What are Indirect Taxes?
- Also called Goods and services tax (GST), Value added tax (VAT), sales tax, or consumption tax.
- It is called excise tax (sales tax for specific products, such as cigarettes).
- Indirect taxes are taxes not designed to target a specific individual.
- They are applied to goods.
Two Types of Indirect Taxes
Specific Tax
- A fixed amount of tax per unit sold
- For example, for each beer sold $2 tax
Percentage Tax
- Also called Ad valoreum tax
- A fixed percentage charged on the selling of the good.
- For example, 20% tax on the price of cigarettes. The amount of tax increases as the amount purchased increases.
Purpose of Indirect Taxes
- Collecting revenue.
- Discourages consumption of certain goods.
- Redistributes wealth.
- Corrects allocative inefficiencies.
Graphing Indirect Taxes
Specific tax
- If there is an increase in tax, then the supply curve will shift to the left proportionally.

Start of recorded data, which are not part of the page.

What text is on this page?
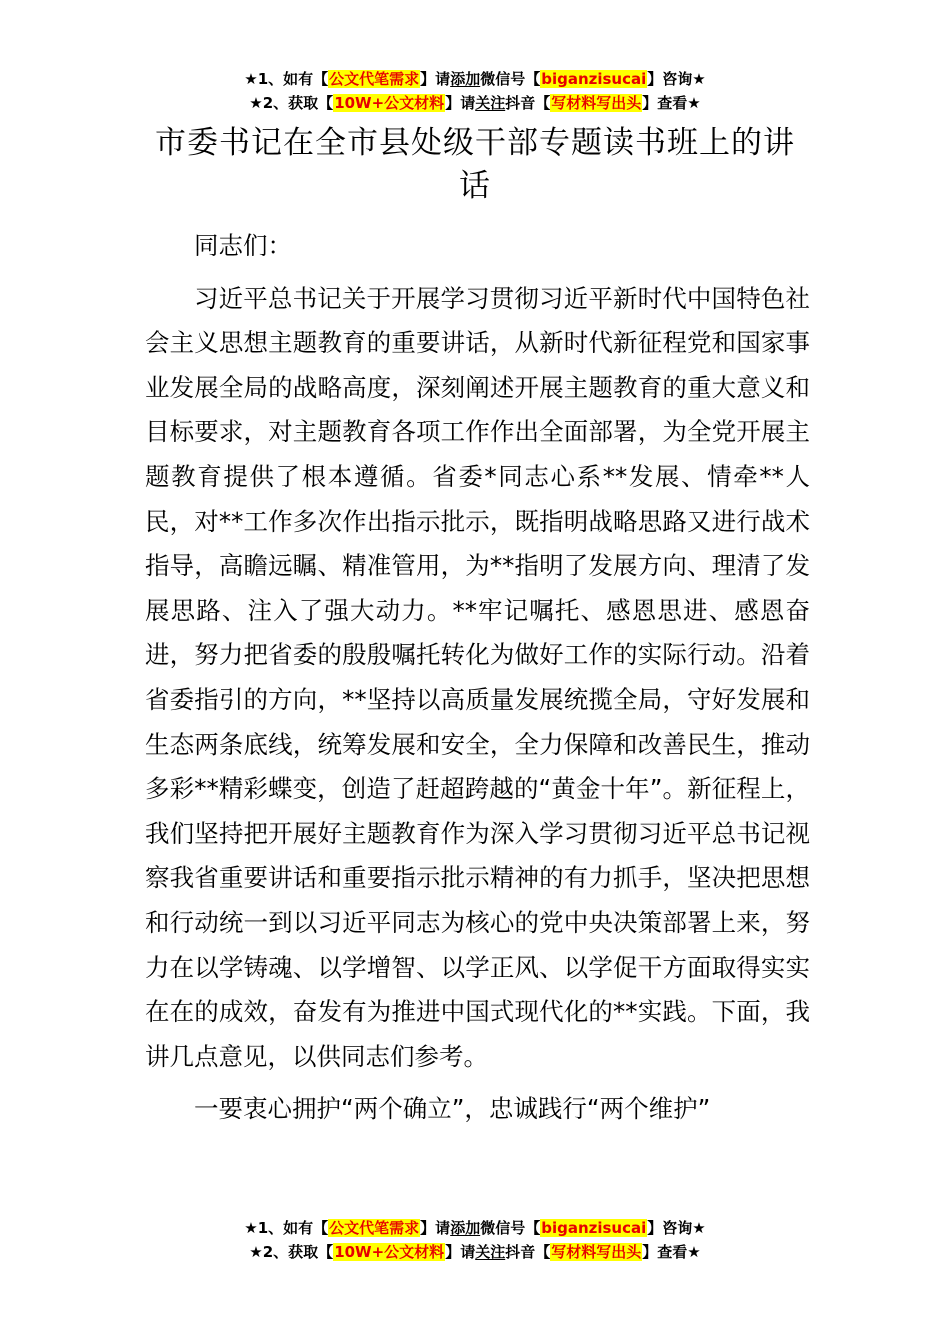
★1、如有【公文代笔需求】请添加微信号【biganzisucai】咨询★
★2、获取【10W+公文材料】请关注抖音【写材料写出头】查看★
市委书记在全市县处级干部专题读书班上的讲话

同志们：

习近平总书记关于开展学习贯彻习近平新时代中国特色社会主义思想主题教育的重要讲话，从新时代新征程党和国家事业发展全局的战略高度，深刻阐述开展主题教育的重大意义和目标要求，对主题教育各项工作作出全面部署，为全党开展主题教育提供了根本遵循。省委*同志心系**发展、情牵**人民，对**工作多次作出指示批示，既指明战略思路又进行战术指导，高瞻远瞩、精准管用，为**指明了发展方向、理清了发展思路、注入了强大动力。**牢记嘱托、感恩思进、感恩奋进，努力把省委的殷殷嘱托转化为做好工作的实际行动。沿着省委指引的方向，**坚持以高质量发展统揽全局，守好发展和生态两条底线，统筹发展和安全，全力保障和改善民生，推动多彩**精彩蝶变，创造了赶超跨越的“黄金十年”。新征程上，我们坚持把开展好主题教育作为深入学习贯彻习近平总书记视察我省重要讲话和重要指示批示精神的有力抓手，坚决把思想和行动统一到以习近平同志为核心的党中央决策部署上来，努力在以学铸魂、以学增智、以学正风、以学促干方面取得实实在在的成效，奋发有为推进中国式现代化的**实践。下面，我讲几点意见，以供同志们参考。

一要衷心拥护“两个确立”，忠诚践行“两个维护”

★1、如有【公文代笔需求】请添加微信号【biganzisucai】咨询★
★2、获取【10W+公文材料】请关注抖音【写材料写出头】查看★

- This results in a reduce in supply, and a change in the equilibrium.
- The vertical distance between the old and new supply curves is the tax per unit.
- The new supply curve is called "S + tax".
Ad valorem Tax
- For an increase in tax, the supply will shift to the left proportionally and the curve will have a steeper slope.

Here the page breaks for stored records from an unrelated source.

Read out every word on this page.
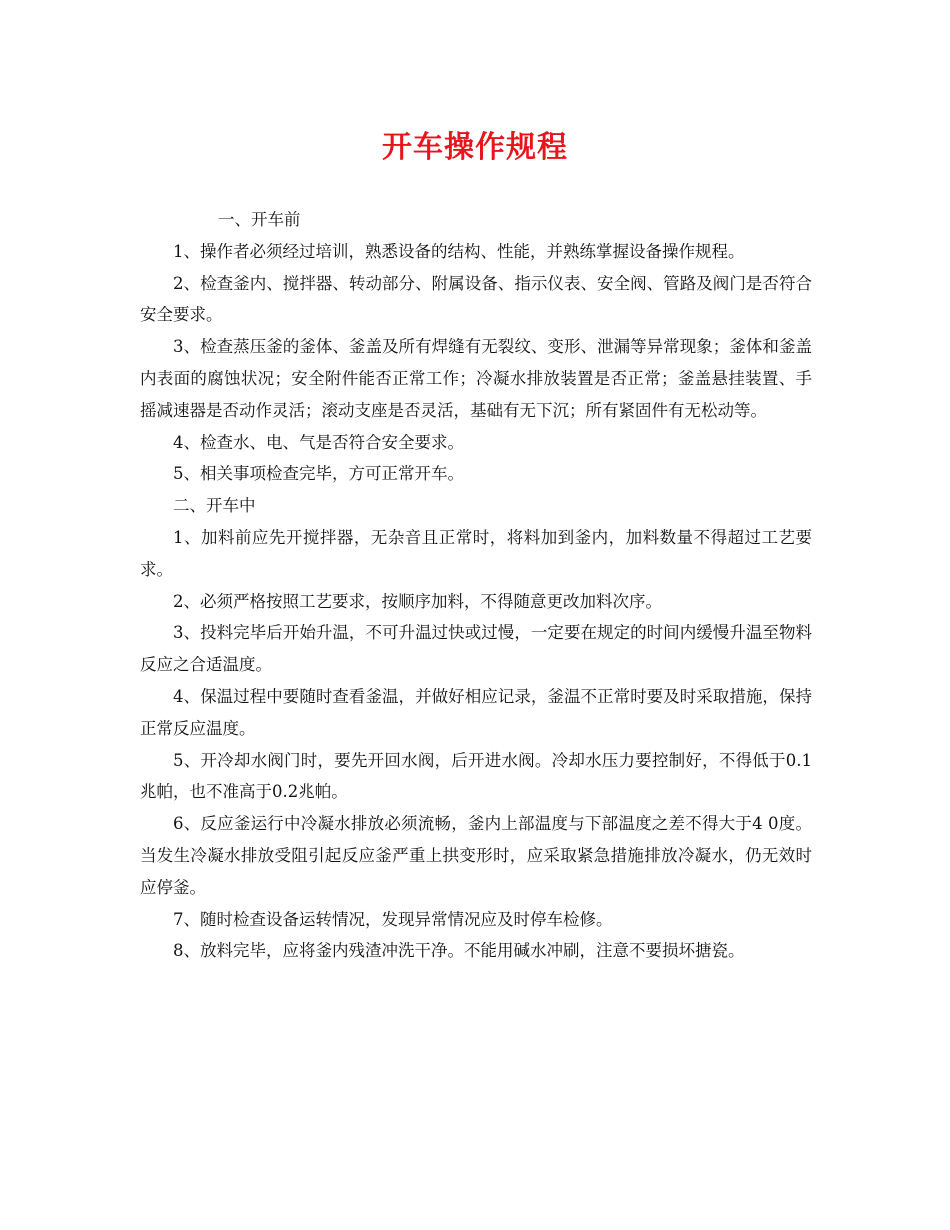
开车操作规程

一、开车前

1、操作者必须经过培训，熟悉设备的结构、性能，并熟练掌握设备操作规程。

2、检查釜内、搅拌器、转动部分、附属设备、指示仪表、安全阀、管路及阀门是否符合安全要求。

3、检查蒸压釜的釜体、釜盖及所有焊缝有无裂纹、变形、泄漏等异常现象；釜体和釜盖内表面的腐蚀状况；安全附件能否正常工作；冷凝水排放装置是否正常；釜盖悬挂装置、手摇减速器是否动作灵活；滚动支座是否灵活，基础有无下沉；所有紧固件有无松动等。

4、检查水、电、气是否符合安全要求。

5、相关事项检查完毕，方可正常开车。

二、开车中

1、加料前应先开搅拌器，无杂音且正常时，将料加到釜内，加料数量不得超过工艺要求。

2、必须严格按照工艺要求，按顺序加料，不得随意更改加料次序。

3、投料完毕后开始升温，不可升温过快或过慢，一定要在规定的时间内缓慢升温至物料反应之合适温度。

4、保温过程中要随时查看釜温，并做好相应记录，釜温不正常时要及时采取措施，保持正常反应温度。

5、开冷却水阀门时，要先开回水阀，后开进水阀。冷却水压力要控制好，不得低于0.1兆帕，也不准高于0.2兆帕。

6、反应釜运行中冷凝水排放必须流畅，釜内上部温度与下部温度之差不得大于4 0度。当发生冷凝水排放受阻引起反应釜严重上拱变形时，应采取紧急措施排放冷凝水，仍无效时应停釜。

7、随时检查设备运转情况，发现异常情况应及时停车检修。

8、放料完毕，应将釜内残渣冲洗干净。不能用碱水冲刷，注意不要损坏搪瓷。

- This not only results in reduced supply, but also a change in the elasticity of supply.
Variables
- Variables are the stakeholders relating to indirect taxes.

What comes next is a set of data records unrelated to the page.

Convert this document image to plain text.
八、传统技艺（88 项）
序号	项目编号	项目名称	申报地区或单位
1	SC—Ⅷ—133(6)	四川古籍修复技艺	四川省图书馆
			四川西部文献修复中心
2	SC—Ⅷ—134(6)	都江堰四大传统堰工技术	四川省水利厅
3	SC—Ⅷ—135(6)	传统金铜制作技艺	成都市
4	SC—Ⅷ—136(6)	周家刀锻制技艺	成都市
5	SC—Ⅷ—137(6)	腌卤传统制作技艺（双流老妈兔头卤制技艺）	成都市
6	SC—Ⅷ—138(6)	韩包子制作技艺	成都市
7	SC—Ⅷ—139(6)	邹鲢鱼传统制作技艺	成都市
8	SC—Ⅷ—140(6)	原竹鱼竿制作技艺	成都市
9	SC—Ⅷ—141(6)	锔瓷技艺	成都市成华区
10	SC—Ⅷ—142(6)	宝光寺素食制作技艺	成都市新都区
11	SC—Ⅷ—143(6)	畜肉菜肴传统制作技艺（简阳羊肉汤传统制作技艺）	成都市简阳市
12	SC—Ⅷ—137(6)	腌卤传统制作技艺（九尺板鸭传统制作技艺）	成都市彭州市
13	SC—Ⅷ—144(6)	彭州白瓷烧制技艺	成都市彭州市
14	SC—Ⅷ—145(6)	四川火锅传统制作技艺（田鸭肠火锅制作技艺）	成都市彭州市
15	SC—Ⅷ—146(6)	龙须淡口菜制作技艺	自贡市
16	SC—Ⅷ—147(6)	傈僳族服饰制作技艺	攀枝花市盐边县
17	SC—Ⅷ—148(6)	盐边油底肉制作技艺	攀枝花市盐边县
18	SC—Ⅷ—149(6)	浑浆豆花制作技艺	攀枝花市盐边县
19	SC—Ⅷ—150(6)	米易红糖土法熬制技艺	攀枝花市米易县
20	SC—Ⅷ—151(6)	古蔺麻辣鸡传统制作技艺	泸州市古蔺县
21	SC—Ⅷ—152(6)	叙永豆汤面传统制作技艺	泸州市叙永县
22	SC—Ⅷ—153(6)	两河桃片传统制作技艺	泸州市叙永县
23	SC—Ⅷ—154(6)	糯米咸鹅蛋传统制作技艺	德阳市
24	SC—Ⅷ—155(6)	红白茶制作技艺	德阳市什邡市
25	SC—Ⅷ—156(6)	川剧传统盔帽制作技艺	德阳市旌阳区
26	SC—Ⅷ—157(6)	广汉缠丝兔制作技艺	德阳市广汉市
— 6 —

- The following occurs when indirect taxes are applied:
Price: increase
Quantity: decrease
Government: Increase in revenue
Producer: Decrease in revenue
Consumer: Higher expenditure
Community welfare: Decrease
Allocative Efficiency: Inefficient
COST PAID BY SOCIETY
- Some products have additional costs that are not paid by the firms producing the products.
- For example cigarettes, who have costs on healthcare and the environment.
- These prices are externalities and are not represented in a price-demand graph.
- If these costs were paid the actual cost would be higher.